O último contato com a MAVEN ocorreu em 6 de dezembro de 2025, quando a espaçonave sofreu uma perda inesperada de sinal ao passar por trás de Marte. Um conselho de revisão da NASA, convocado em fevereiro deste ano, determinou que a sonda entrou em modo de segurança e começou a girar em alta velocidade ao reaparecer. Essa rotação extrema esgotou suas baterias, deixando o sistema de comunicações inoperante e a MAVEN em um estado irrecuperável. Embora a causa raiz da anomalia ainda esteja sob investigação, a agência já iniciou o processo de desativação.
Lançada em novembro de 2013, a MAVEN foi fundamental para desvendar um dos maiores mistérios de Marte: como o planeta, que um dia abrigou água líquida e potencial para a vida, transformou-se no mundo árido e gelado que conhecemos hoje. Suas descobertas são cruciais para a compreensão do ambiente marciano.
“A ciência que a MAVEN nos proporcionou é fundamental para informar que tipo de proteção contra radiação e medidas de segurança devemos adotar antes de enviar humanos a Marte”, afirmou Louise Prockter, diretora da Divisão de Ciência Planetária da NASA, no comunicado oficial. Ao longo de sua operação estendida, a equipe científica da missão publicou mais de 800 artigos.
Entre as principais contribuições da MAVEN, destaca-se a comprovação de que ventos e tempestades solares foram os principais responsáveis por “varrer” a atmosfera marciana para o espaço, alterando drasticamente o clima do planeta ao longo da história. A missão também revelou novos tipos de auroras formadas por prótons que, diferentemente da Terra, podem iluminar todo o planeta em Marte. Pela primeira vez em qualquer planeta, a sonda mediu a perda atmosférica por pulverização, um processo onde íons em alta velocidade colidem e ejetam moléculas de gás, como o argônio, para o espaço.

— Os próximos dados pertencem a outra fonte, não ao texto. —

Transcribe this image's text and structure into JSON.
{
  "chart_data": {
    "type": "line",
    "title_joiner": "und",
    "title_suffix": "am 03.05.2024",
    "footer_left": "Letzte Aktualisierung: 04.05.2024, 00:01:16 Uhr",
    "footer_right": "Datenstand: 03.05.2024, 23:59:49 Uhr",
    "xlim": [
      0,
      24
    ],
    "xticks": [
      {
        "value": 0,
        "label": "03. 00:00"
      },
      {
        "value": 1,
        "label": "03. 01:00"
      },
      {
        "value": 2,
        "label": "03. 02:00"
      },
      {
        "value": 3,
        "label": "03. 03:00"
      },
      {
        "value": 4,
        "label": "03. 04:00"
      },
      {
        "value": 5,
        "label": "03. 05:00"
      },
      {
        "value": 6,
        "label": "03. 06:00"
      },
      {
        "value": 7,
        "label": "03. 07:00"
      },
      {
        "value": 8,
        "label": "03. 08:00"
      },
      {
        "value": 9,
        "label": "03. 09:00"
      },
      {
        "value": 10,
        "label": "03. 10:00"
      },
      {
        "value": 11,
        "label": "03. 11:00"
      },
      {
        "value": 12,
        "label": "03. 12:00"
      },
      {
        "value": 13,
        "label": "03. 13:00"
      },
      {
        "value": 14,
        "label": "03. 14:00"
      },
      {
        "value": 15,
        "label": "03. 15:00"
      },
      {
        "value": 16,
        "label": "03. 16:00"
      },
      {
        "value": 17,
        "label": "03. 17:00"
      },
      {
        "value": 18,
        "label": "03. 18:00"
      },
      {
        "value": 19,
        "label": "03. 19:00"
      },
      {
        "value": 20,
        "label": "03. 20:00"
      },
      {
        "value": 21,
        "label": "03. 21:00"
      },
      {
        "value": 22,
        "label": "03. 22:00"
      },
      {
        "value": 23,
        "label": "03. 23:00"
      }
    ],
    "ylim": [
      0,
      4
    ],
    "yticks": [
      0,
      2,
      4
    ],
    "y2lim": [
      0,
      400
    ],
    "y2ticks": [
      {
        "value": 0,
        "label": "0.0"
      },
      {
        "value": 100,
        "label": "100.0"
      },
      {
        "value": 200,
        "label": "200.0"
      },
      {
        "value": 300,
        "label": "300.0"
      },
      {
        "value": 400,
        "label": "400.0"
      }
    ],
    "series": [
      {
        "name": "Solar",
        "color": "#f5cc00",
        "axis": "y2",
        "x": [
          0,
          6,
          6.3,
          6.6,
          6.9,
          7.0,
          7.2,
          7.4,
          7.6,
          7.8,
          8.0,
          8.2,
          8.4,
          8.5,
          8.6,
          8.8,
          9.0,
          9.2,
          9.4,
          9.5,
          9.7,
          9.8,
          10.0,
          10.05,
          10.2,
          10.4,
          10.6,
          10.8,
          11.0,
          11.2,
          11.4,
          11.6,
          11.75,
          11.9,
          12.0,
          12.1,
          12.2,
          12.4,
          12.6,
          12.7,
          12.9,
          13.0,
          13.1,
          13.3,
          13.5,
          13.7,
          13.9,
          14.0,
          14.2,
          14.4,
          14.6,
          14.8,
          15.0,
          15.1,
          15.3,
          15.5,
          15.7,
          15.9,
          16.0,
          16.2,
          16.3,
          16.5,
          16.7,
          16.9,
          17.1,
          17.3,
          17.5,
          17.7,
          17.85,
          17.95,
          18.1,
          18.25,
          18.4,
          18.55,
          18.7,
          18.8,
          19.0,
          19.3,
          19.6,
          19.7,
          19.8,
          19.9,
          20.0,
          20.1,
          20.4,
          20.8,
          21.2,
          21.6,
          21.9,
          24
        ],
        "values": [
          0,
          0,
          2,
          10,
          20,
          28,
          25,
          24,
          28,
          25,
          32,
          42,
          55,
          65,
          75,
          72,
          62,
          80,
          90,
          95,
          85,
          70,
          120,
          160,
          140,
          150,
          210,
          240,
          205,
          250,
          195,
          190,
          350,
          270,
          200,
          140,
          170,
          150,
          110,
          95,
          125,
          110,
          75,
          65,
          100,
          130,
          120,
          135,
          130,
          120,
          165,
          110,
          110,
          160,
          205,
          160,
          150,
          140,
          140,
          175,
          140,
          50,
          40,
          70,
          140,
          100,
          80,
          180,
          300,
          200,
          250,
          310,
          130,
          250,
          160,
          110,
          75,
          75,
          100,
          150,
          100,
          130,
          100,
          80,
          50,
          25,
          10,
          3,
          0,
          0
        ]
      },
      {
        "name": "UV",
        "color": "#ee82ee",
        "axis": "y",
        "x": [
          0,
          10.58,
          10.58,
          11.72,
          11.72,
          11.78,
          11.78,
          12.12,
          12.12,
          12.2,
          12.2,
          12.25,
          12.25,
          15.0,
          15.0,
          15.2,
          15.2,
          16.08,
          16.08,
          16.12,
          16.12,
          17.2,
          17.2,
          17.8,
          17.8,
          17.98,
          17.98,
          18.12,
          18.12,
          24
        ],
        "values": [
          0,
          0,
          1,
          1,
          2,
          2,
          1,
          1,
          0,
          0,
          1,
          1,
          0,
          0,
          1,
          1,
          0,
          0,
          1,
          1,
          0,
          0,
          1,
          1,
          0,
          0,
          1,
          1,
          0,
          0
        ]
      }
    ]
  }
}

Em 2018, durante uma tempestade de poeira global, a MAVEN confirmou que o aquecimento gerado impulsiona moléculas de água para altitudes extremas, acelerando sua perda para o espaço. Além de realizar observações inéditas do cometa 3I/ATLAS, a sonda desempenhou um papel vital na Rede de Retransmissão de Marte da NASA, detendo o recorde de maior volume de dados retransmitidos de rovers para a Terra em um único dia.
Shannon Curry, investigadora principal da missão, resumiu o sentimento da equipe: “A missão MAVEN realmente avançou nossa compreensão sobre a atmosfera e a evolução de Marte. Nossa equipe científica está excepcionalmente orgulhosa de todas essas descobertas incríveis, que deixarão um legado duradouro para a exploração espacial.”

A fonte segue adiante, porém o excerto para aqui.